Seitel's exclusivity right terminated in court

By Carlise Newman

Chicago, Nov. 4 - Seitel Inc.'s right to exclusively propose restructuring plans in the company's Chapter 11 bankruptcy proceeding has been terminated by the U.S. Bankruptcy Court, District of Delaware.

A judge ruled that shareholders had a right to propose their own plan. Currently, Seneca Financial Group is advising the committee on the structure of such a plan.

Under the committee's alternative plan, shareholders will have the opportunity to participate in an offering to inject new equity into the Houston-based seismic data company, and preserve their stake in the company. This will allow the debt held by Berkshire Hathaway to be reinstated and paid down as it comes due.

While voting on Berkshire Hathaway's plan is currently under way and runs through Nov. 7, individuals will be able to vote on both plans by Nov. 13. Those who have already voted will be able to change their vote.

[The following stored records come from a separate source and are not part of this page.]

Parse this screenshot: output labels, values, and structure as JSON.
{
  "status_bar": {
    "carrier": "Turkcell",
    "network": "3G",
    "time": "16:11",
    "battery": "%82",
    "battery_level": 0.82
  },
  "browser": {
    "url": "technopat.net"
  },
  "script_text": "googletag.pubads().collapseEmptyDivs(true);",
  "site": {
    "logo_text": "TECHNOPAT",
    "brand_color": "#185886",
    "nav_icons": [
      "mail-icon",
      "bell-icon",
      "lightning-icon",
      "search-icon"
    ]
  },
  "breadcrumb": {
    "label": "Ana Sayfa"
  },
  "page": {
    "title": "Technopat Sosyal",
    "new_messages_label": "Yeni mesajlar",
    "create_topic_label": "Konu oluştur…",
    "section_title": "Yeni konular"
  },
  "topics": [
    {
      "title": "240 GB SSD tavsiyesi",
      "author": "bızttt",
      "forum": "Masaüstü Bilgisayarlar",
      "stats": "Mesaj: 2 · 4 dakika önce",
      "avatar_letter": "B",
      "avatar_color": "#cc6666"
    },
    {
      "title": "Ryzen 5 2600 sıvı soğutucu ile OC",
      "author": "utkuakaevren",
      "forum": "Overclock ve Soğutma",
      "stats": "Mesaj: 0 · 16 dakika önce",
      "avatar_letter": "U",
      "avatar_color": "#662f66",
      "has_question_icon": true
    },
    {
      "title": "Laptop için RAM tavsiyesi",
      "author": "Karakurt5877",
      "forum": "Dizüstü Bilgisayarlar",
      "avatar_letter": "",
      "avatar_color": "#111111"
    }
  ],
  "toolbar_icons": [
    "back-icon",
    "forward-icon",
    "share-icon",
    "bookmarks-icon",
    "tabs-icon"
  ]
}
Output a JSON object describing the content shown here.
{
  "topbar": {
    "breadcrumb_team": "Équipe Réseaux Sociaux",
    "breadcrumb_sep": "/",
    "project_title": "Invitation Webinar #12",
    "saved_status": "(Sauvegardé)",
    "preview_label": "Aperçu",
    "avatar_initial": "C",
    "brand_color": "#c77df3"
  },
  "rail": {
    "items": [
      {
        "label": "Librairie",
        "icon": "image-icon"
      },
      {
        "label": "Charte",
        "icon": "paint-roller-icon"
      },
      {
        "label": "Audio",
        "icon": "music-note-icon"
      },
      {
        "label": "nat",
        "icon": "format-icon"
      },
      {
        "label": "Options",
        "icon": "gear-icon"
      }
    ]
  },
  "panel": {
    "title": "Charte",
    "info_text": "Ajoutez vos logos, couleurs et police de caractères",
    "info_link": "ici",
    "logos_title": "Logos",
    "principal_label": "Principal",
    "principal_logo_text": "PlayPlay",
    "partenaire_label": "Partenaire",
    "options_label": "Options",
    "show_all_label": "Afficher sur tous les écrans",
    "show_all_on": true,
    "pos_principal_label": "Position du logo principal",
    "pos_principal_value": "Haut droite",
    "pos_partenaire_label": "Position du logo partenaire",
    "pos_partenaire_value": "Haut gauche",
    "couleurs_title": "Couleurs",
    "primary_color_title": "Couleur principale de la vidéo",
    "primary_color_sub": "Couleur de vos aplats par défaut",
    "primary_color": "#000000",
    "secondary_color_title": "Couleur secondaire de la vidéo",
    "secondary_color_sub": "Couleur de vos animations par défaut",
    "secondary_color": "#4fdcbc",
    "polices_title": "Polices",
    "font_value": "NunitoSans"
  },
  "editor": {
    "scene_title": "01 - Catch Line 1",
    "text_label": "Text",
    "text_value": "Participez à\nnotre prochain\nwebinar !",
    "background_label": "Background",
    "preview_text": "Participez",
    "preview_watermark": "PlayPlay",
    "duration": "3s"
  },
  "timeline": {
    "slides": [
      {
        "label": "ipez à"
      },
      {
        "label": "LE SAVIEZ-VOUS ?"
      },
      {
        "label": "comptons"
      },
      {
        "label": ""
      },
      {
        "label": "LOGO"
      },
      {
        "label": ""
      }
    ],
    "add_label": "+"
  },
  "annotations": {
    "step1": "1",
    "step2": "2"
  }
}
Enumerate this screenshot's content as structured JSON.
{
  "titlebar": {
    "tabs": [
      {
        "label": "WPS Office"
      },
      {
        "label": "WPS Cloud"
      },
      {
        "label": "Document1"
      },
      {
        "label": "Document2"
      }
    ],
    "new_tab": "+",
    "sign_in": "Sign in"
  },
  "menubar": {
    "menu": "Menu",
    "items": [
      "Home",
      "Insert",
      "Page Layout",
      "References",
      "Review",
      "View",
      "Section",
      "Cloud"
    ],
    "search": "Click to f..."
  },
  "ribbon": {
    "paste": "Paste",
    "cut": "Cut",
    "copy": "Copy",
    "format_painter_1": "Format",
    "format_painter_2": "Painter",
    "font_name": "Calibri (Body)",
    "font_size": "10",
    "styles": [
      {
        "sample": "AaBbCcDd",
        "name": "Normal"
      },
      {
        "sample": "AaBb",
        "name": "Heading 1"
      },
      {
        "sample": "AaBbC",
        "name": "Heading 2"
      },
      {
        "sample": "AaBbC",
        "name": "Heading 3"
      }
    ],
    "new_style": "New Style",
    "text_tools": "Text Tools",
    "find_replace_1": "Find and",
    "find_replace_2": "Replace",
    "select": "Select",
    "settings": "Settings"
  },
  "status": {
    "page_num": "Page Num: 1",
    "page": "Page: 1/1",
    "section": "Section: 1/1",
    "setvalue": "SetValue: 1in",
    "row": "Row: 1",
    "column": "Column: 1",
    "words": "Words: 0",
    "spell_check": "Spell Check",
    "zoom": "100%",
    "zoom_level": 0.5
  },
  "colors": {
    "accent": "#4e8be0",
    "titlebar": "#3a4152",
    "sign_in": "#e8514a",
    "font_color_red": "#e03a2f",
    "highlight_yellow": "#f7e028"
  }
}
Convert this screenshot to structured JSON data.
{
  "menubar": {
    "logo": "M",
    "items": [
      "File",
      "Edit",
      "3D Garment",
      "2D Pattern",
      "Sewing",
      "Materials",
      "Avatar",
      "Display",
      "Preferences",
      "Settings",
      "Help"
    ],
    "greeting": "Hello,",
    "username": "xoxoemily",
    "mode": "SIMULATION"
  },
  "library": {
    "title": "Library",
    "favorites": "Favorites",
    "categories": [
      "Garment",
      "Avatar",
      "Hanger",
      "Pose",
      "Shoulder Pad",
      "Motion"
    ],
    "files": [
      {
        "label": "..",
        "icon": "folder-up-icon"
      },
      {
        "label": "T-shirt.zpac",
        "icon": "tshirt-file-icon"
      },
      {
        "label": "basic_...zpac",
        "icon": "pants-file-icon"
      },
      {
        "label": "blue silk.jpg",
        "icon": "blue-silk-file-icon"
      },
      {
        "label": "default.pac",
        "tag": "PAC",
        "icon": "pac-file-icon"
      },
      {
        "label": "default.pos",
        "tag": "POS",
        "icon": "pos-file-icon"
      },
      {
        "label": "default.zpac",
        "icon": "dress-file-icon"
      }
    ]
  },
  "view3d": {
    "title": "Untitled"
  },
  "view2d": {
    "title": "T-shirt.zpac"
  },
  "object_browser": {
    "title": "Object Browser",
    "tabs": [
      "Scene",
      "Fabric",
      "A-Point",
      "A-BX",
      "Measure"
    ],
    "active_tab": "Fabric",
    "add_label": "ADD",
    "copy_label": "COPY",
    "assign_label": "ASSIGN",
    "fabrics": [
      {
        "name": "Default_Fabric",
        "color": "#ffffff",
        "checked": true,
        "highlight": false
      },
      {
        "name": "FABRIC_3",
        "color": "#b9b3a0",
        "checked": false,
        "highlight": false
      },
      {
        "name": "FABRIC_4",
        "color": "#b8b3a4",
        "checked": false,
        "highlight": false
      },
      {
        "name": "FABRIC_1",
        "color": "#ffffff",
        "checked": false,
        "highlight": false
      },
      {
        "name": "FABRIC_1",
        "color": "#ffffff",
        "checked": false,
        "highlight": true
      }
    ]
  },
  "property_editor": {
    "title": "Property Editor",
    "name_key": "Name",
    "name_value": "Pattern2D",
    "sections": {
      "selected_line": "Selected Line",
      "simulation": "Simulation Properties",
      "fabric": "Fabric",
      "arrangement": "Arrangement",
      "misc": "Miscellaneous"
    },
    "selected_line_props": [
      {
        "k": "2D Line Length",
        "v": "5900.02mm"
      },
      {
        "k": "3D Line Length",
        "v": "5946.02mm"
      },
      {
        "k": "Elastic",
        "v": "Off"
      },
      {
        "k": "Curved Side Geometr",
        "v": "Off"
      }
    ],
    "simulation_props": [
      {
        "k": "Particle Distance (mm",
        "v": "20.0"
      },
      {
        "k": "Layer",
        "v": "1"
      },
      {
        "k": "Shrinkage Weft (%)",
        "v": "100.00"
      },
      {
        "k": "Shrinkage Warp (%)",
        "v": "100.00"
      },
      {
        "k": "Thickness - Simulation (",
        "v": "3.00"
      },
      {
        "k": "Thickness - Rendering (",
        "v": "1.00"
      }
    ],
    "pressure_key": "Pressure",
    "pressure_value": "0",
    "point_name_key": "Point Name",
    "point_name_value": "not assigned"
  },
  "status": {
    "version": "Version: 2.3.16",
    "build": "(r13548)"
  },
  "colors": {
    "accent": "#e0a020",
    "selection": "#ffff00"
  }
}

"Before today, shareholders had no choice but to accept the financial terms of the company's plan. This would have meant that each shareholder would have received, at most, $0.40 for each share of stock," said James Harris, president of Seneca Financial Group, in a news release.

"With the Judge's decision, we can now offer a plan that reflects the full value that still exists in Seitel and offers shareholders a continued stake in what we believe to be a solid company with a bright future. This plan is being supported by many large sophisticated investors who are willing to commit additional funds to see a strong, liquid Seitel emerge from bankruptcy."

Seneca will have the opportunity to make its case that Seitel continues to offer significant shareholder value. The hearing on valuation will take place on Dec. 3.